Uns falam de um salão de chá lá para os lados de Campo Ourique, outros dizem que nem por isso, e eu continuo a beber o meu chá em casa, imaginando-me numa dessas salas de chá, a olhar para a janela e contar as gotas de chuva no vidro com uma manta quentinha sobre as pernas... a esta altura alguns estarão a pensar "que cenário mais velho!", mas não acho, se juntar a isto tudo um salão de chá com vista para o mar...Se alguém souber de alguma salão de chá que possa proporcionar estes e outros prazeres, aceito sugestões!
Mas, nos entretantos, li na Time Out que abriu uma casa de chá no Monte Estoril, chama-se Boulan, e ao que consta tem uma carta de chás divinais acompanhados de justas delicias doces e salgadas, e com direito a mantinha, só não sei se está perto do mar.

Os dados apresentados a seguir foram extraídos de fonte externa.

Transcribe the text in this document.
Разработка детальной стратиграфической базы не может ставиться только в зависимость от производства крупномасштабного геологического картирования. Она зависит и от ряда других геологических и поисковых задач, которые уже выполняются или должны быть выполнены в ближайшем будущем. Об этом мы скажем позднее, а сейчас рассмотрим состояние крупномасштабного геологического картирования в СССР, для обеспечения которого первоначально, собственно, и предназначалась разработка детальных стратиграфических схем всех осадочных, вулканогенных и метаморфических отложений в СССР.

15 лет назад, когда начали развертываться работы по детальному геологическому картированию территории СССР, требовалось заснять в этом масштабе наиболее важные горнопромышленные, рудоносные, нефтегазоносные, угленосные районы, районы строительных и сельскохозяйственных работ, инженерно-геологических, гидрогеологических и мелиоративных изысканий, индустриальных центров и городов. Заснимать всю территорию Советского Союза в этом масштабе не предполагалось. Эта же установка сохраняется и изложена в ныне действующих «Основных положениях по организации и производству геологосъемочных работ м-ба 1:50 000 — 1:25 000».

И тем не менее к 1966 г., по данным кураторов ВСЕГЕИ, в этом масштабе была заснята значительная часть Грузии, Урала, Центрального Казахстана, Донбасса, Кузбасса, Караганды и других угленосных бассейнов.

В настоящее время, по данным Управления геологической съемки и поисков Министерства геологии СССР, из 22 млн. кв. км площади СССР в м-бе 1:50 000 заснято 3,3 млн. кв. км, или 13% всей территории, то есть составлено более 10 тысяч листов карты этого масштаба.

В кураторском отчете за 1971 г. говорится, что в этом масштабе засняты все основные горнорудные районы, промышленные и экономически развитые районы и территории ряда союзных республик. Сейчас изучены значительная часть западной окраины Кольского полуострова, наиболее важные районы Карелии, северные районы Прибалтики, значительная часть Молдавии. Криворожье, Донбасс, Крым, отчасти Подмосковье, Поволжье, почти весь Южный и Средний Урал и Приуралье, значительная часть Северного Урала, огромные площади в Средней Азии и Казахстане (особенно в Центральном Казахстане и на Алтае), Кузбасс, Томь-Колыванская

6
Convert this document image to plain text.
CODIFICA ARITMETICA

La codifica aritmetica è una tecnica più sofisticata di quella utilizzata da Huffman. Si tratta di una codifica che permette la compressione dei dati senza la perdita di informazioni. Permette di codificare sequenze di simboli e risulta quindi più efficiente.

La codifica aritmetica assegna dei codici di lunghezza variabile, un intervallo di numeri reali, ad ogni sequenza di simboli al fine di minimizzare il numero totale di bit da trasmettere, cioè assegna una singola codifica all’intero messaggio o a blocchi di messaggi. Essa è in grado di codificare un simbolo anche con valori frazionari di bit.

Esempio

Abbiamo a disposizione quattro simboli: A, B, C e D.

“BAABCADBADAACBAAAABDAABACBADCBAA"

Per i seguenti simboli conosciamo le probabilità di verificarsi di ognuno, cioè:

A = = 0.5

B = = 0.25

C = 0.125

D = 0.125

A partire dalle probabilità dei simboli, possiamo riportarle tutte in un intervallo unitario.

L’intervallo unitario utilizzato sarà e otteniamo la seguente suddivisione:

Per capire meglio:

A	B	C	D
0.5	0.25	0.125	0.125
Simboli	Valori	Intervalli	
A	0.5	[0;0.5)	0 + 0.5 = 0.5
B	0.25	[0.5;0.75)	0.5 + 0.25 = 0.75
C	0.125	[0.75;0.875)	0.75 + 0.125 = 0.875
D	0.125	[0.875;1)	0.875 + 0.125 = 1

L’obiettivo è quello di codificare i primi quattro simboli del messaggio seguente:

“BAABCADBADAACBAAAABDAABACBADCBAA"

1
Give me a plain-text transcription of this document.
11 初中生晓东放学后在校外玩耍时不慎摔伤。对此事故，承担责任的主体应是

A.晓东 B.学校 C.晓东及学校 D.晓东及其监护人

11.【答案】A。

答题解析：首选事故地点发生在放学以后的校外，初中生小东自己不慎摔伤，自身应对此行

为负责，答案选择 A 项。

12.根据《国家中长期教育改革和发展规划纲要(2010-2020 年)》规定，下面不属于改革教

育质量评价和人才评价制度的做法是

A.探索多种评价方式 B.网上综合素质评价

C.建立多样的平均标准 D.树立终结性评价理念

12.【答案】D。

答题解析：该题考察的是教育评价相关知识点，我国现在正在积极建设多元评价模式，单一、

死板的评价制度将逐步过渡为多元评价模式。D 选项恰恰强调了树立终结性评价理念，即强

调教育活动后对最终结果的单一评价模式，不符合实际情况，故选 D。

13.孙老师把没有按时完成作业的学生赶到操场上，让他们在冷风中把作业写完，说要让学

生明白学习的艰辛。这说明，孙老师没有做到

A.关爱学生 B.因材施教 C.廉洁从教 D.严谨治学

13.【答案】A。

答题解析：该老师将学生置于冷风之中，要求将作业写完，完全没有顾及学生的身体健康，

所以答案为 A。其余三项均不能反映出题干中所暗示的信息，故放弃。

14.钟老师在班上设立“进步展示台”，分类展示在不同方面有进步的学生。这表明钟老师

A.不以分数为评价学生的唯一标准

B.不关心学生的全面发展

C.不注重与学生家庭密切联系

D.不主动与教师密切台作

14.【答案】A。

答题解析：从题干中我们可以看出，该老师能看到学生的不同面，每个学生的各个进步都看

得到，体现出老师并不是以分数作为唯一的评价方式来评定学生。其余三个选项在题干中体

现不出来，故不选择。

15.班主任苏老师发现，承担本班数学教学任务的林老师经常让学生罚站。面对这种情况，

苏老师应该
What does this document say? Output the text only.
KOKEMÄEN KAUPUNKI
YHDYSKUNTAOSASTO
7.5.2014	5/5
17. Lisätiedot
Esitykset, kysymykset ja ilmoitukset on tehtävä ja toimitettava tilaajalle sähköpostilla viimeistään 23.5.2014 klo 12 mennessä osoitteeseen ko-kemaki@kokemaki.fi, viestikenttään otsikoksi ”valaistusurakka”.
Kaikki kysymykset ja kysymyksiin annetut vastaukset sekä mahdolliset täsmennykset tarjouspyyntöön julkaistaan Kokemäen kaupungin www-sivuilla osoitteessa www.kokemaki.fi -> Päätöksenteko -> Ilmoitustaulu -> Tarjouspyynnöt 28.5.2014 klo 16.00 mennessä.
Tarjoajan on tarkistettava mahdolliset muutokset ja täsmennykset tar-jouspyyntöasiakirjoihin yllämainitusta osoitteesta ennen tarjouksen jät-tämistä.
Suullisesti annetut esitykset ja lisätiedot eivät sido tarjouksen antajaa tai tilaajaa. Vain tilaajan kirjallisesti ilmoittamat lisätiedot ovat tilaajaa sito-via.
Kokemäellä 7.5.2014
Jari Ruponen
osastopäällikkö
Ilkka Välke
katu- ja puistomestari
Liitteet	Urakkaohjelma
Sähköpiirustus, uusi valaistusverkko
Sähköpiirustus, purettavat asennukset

Mas um dia destes vou visitar, depois conto-vos.
E para outros apreciadores de chá, aqui vai a morada: Boulan - Casa de Chá, Av. do Lago, 4 Estoril, Telf. 21 099 38 21. (Aberto todos os dias das 08h00 às 19h00).
E bons chás!
1 comentários:
Sei de uma casa com belíssimos chás no Largo do Carmo, mas não deixa de ser algo banal. E do Pavilhão Chinês, mas para ir e noite. E de um espaço que talvez se chame "Moínho", lá para as bandas de Linda a Velha, com uns scones maravilhosos, mas cujo caminho já perdi da memória. Depois há a Casa do Largo, em Caneças, onde, para além do chá, temos ainda um chocolate branco quente, com limão e pinhões, de chorar por mais. Mas nenhum destes sítios fica frente ao mar (e muito menos têm mantas).
Por fim, tens sempre a casa de chá Almeida Garrett, em Leça da Palmeira. Andas "um bocadinho" até lá (eheheh), mas vale a pena a tarde, de preferência em dia de tempestade, para apreciares, dali de dentro no quentinho, através da grande vidraça, as ondas a baterem furiosas. Não te esqueças da manta!